Opinion by Matt S.
Sony is, of course, a Japanese company. However, the company’s behaviour over the last couple of years towards Japanese games, and indeed, Japanese storytelling and culture, has been something that has started to concern me, because it seems like Sony, in its continued push to remain at the top of global entertainment markets, is forcing a very monocultural and western perspective through its console. I don’t like the way Microsoft has been doing that over the last generation or so, and I’m no more inclined to like what’s going on with Sony.

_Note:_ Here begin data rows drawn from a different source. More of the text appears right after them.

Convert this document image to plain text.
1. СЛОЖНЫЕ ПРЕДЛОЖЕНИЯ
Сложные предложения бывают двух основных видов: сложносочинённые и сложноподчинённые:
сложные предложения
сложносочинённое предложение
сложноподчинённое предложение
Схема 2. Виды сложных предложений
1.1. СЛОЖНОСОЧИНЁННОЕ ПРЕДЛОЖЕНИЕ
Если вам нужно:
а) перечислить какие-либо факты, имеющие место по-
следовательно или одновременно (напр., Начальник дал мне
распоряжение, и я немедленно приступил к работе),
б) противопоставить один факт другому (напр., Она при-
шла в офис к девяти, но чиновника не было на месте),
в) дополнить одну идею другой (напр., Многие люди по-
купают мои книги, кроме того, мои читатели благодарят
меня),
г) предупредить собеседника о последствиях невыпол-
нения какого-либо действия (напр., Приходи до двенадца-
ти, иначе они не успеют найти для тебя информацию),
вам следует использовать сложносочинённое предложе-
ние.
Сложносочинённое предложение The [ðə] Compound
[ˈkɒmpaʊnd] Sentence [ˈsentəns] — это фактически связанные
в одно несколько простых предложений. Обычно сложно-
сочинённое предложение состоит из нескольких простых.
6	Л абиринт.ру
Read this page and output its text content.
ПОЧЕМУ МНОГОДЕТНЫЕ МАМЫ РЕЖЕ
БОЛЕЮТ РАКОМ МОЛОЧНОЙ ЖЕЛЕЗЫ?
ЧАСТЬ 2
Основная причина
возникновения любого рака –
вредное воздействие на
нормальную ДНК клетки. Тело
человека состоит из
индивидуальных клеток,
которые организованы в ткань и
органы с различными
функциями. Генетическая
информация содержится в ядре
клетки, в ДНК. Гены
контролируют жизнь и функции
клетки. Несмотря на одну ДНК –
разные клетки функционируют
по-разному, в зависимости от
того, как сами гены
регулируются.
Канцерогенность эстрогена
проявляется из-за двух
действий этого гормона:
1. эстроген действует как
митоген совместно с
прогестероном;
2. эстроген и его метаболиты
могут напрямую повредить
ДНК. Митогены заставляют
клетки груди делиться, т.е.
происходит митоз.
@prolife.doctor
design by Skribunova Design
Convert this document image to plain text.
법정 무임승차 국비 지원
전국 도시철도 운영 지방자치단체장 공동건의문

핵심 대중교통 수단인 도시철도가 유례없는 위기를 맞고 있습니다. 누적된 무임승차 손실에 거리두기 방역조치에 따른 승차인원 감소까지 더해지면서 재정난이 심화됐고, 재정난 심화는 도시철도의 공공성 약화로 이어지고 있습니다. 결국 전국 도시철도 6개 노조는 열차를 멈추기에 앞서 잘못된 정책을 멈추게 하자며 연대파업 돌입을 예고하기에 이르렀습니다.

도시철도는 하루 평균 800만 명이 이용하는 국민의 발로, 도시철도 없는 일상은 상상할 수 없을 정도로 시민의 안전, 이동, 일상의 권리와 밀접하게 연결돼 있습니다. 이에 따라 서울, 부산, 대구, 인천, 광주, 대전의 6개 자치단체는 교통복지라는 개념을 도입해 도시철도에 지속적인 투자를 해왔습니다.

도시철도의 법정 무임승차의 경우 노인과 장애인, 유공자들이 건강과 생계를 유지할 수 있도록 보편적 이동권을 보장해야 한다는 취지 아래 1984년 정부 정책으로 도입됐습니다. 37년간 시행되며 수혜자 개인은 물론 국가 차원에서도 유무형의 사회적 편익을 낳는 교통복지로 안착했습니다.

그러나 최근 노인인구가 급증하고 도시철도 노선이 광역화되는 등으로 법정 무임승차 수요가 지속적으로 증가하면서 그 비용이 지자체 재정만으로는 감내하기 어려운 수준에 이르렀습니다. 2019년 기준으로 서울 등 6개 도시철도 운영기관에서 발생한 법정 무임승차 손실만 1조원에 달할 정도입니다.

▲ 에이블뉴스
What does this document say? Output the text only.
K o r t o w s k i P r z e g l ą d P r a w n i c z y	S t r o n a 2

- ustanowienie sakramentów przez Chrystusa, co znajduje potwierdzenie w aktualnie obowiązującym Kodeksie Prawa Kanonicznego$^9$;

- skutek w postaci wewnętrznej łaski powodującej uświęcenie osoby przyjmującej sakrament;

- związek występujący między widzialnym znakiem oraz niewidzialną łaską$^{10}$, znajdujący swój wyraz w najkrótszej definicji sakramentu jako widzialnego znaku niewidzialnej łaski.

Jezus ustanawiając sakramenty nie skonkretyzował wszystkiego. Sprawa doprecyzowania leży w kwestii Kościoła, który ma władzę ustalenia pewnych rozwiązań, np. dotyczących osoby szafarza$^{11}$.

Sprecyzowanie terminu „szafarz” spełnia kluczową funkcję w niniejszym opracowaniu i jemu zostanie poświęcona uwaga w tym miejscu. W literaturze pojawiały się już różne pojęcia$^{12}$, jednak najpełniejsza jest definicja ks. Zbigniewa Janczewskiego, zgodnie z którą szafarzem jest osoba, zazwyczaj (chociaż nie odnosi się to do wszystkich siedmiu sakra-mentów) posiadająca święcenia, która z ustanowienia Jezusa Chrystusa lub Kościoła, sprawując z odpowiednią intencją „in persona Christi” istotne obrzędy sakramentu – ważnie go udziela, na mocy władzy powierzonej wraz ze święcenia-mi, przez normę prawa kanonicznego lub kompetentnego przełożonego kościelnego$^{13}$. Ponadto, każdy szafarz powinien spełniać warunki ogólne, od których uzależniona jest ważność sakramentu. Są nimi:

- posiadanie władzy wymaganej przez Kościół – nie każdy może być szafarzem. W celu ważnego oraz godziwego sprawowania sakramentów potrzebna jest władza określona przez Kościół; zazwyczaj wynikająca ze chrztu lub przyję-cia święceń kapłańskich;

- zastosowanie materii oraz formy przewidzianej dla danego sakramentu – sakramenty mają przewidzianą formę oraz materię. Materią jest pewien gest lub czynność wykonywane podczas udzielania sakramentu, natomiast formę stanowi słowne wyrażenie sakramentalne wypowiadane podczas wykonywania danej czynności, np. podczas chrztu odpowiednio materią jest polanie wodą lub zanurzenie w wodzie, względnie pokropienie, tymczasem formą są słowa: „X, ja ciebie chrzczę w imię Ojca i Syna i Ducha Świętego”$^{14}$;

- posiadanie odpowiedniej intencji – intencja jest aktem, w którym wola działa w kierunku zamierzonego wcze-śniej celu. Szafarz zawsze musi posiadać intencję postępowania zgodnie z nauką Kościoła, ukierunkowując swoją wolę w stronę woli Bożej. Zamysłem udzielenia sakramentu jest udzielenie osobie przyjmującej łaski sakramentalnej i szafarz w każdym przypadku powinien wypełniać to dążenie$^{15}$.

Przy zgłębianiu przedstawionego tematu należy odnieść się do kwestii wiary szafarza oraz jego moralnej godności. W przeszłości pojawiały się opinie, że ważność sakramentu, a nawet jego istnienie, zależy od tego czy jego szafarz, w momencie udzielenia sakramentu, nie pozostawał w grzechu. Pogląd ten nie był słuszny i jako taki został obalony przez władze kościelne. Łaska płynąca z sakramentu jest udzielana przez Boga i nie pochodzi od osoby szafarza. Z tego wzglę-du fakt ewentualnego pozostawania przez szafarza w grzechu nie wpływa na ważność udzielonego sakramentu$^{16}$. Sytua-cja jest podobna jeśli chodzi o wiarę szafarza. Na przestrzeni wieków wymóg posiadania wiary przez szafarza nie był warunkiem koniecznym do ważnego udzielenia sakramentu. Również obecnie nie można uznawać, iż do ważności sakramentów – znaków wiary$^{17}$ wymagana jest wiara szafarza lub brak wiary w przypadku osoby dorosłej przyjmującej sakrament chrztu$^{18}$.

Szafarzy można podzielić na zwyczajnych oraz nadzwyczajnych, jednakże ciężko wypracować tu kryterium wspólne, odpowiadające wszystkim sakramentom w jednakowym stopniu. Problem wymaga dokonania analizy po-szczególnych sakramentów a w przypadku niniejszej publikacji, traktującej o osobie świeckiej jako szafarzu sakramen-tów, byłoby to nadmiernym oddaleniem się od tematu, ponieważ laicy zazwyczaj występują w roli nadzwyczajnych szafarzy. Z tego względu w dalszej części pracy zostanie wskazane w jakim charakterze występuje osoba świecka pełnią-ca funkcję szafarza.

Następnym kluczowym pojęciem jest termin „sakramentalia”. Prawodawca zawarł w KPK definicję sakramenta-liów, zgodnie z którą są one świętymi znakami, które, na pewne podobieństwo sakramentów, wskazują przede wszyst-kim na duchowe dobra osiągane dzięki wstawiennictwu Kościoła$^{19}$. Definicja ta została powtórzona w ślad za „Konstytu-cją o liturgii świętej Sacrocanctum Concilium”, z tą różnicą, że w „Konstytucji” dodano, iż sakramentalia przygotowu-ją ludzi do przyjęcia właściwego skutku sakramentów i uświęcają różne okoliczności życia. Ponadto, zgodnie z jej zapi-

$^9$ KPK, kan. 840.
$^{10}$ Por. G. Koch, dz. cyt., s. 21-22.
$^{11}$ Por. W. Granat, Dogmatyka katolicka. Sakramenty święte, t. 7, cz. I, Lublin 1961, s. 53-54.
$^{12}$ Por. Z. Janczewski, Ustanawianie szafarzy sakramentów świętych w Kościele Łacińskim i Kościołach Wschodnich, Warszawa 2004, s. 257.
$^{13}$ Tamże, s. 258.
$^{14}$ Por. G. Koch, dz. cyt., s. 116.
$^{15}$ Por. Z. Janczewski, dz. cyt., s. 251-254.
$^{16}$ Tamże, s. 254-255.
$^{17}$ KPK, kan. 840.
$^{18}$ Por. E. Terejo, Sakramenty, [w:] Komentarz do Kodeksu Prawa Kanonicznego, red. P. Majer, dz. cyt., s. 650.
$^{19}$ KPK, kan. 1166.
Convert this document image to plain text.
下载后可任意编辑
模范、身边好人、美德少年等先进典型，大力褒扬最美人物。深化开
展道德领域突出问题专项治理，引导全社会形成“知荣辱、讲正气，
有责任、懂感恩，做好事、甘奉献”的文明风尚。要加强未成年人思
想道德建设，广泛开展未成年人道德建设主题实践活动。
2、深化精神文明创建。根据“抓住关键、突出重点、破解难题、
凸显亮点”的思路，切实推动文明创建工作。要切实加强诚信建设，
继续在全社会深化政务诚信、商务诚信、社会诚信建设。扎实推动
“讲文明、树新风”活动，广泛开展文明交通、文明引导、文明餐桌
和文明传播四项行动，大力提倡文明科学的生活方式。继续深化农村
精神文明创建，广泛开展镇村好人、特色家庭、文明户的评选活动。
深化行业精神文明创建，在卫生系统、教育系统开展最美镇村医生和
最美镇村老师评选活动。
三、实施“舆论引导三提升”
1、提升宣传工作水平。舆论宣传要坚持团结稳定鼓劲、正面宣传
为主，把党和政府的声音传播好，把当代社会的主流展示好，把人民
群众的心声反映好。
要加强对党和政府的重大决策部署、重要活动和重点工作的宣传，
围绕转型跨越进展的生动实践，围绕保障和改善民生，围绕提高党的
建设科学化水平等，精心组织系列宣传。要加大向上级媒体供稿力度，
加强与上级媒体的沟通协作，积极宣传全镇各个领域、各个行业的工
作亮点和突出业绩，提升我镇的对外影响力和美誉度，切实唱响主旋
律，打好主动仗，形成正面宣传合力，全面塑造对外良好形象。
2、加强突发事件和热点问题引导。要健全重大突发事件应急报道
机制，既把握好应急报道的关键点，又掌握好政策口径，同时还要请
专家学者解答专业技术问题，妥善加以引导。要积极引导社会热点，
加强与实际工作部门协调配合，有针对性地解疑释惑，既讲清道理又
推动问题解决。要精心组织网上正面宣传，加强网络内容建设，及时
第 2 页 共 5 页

Let’s start with the controversies around fan service. You don’t have to like it, and certainly it’s fine to criticise it, but fan service is undeniably a significant part of the Japanese anime, manga and gaming industries. Often it’s done for less-than-worthwhile reasons (and, again, it’s fine to criticise it for that), but at other times context matters and thematically the material absolutely requires it. It would seem that irrespective of the purpose of the fan service, Sony is pushing hard to dull it in games published to PlayStation 4. Not just with regards to nudity and pornography (which Sony, like all console manufacturers, has strict rules against), but also the display of underwear and other light moments of sexuality. For example, the screenshot at the top of this article is from a game which Sony is forcing edits on in order to allow it to release on PlayStation 4. Underneath those rays of light (the edited content), and in other versions of the game, on Nintendo Switch and PC, she’s wearing a standard swimsuit bikini.
The first shots fired across the bow were with the PQube-published Omega Labyrinth, which, after getting itself banned in countries like the UK for sexualised material, then found itself denied a place on Sony’s platform at all, forcing PQube to abort the project completely.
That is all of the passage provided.